Originally published in the 1962 book, "Sex and the Single Girl: The Unmarried Woman's Guide to Men," the eggs and wine diet made its debut after being penned by Helen Gurley Brown. An American author without a background in nutrition, health sciences, or even medicine of some kind, Brown wrote a series of self-help-style books for women from the mid-1960s to the early 2000s. Before eventually becoming the Editor-in-Chief at Cosmopolitan, Brown had paved a way for herself by preaching fixes to everyday problems and mapping solutions to personal struggles based not in science but in personal experience. Among her acclaimed collection, the diet got lost in the mix but resurfaced in the 1970s thanks to Vogue.  

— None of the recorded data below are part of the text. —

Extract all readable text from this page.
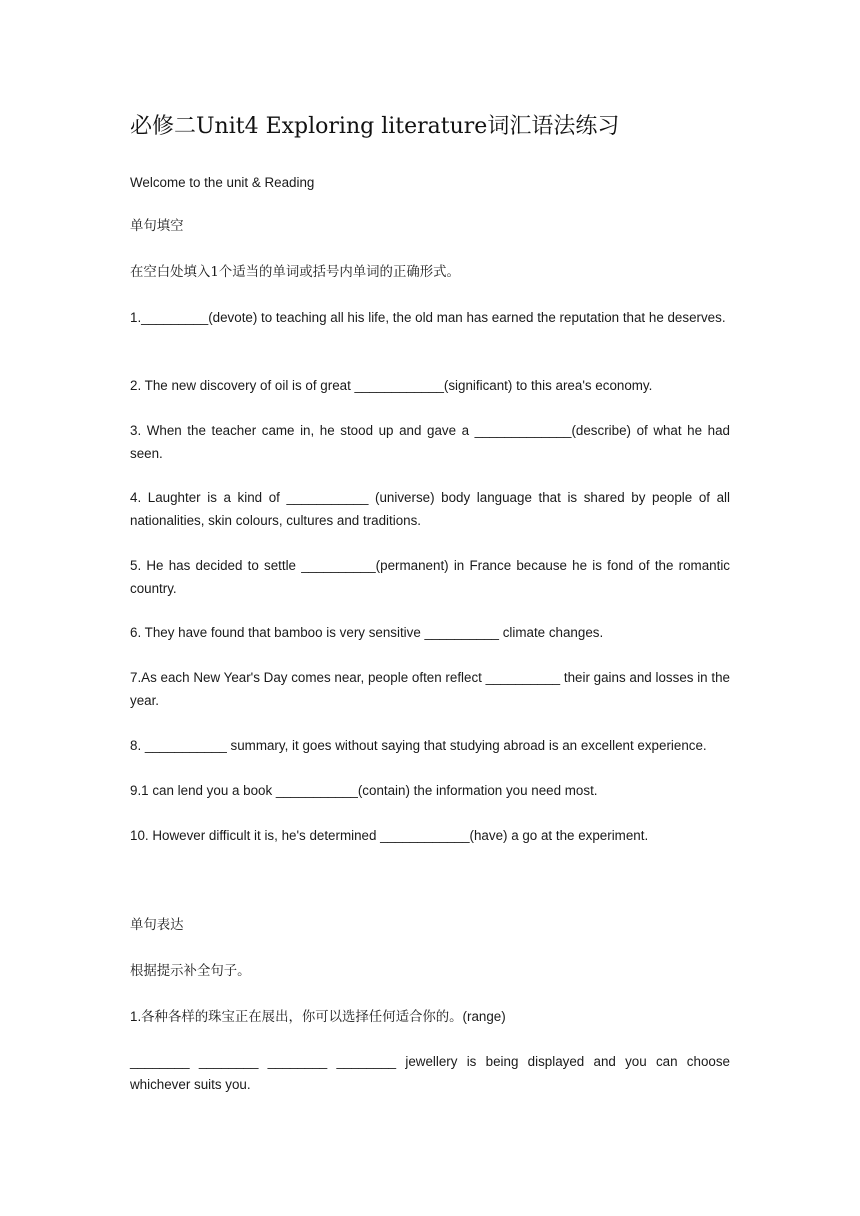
必修二Unit4 Exploring literature词汇语法练习
Welcome to the unit & Reading
单句填空
在空白处填入1个适当的单词或括号内单词的正确形式。
1._________(devote) to teaching all his life, the old man has earned the reputation that he deserves.
2. The new discovery of oil is of great ____________(significant) to this area's economy.
3. When the teacher came in, he stood up and gave a _____________(describe) of what he had seen.
4. Laughter is a kind of ___________ (universe) body language that is shared by people of all nationalities, skin colours, cultures and traditions.
5. He has decided to settle __________(permanent) in France because he is fond of the romantic country.
6. They have found that bamboo is very sensitive __________ climate changes.
7.As each New Year's Day comes near, people often reflect __________ their gains and losses in the year.
8. ___________ summary, it goes without saying that studying abroad is an excellent experience.
9.1 can lend you a book ___________(contain) the information you need most.
10. However difficult it is, he's determined ____________(have) a go at the experiment.
单句表达
根据提示补全句子。
1.各种各样的珠宝正在展出，你可以选择任何适合你的。(range)
________ ________ ________ ________ jewellery is being displayed and you can choose whichever suits you.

As detailed in Vogue, the diet consisted of a strict pattern of eating. For breakfast, one was allowed a singular egg (hard-boiled), one cup of black coffee, and one glass of wine. For lunch, an incremental increase to the breakfast layout was promoted: two eggs (hard-boiled), one cup of black coffee, and two glasses of wine. By dinner, the diet ditched its egg base, allowing for a 5-ounce steak, one cup of black coffee, and the remainder of the wine. That's right, the egg and wine diet expected that you drink an entire bottle of wine every day while on the curated meal plan. 

The sexy pineapple diet

Unlike Helen Gurley Brown, Sten Hegeler did have a background in health — mental and sexual health. A Danish psychologist and sexologist, Hegeler penned the sex-based diet in his 1970s book "The Pineapple Diet." He had come up with the idea for the pineapple diet with his wife, Inge Hegeler, an actor and sex counselor. The pair, who had a sex column together, designed the diet to do more than encourage weight loss. Unlike its many '70s counterparts, the pineapple diet was also meant to improve an individual's health, including their libido. 

The Hegeler's meal plan structure caused the diet to drift even further from other diets at the time. Not requiring any long-term changes, the restrictiveness of the diet lasted only two days a week. While eating well-balanced meals the rest of the week, those two days required that the dieter only consume pineapple. In some variations of the pineapple diet, it was said that the other five days only allowed for fewer than 500 calories a day; the main focus was on increasing pineapple intake. Though yes, pineapple does have its own benefits, like acting as a digestion aid and encouraging fat breakdown, the diet's construction around the fruit requires that individuals eat well below the recommended daily caloric intake. 

The magic little pill diet

Turning to medication for weight loss still has a hold on society, with the 2025 boom of diabetes injection medications like Ozempic and Wegovy. The difference between the use of injectables in the 21st century and the 1970s magic little pill diet is the base drug of the weight loss solutions. Dissimilar from Ozempic, which has the active ingredient of semaglutide, the diet pills that took off decades ago had active bases of amphetamines. Following World War II, when these drugs were prescribed to soldiers to keep themselves awake while on the battlefield, it was noted that the drugs' side effects made the medications great weight loss solutions. 

These amphetamines were appetite suppressants, discouraging users from eating and thus resulting in weight loss. The idea of using these pills as a means of weight loss skyrocketed following the war. By the 1970s, these drugs were no longer prescribed with any hesitation but rather were taking the weight loss industry by storm. The magic little pill diet included getting one of these prescriptions and watching the weight fall off. However, amphetamines are highly addictive. So, while the drug did produce the wanted outcome of weight loss, it also raised issues with millions of Americans who became addicted and was soon restricted by the Controlled Substances Act.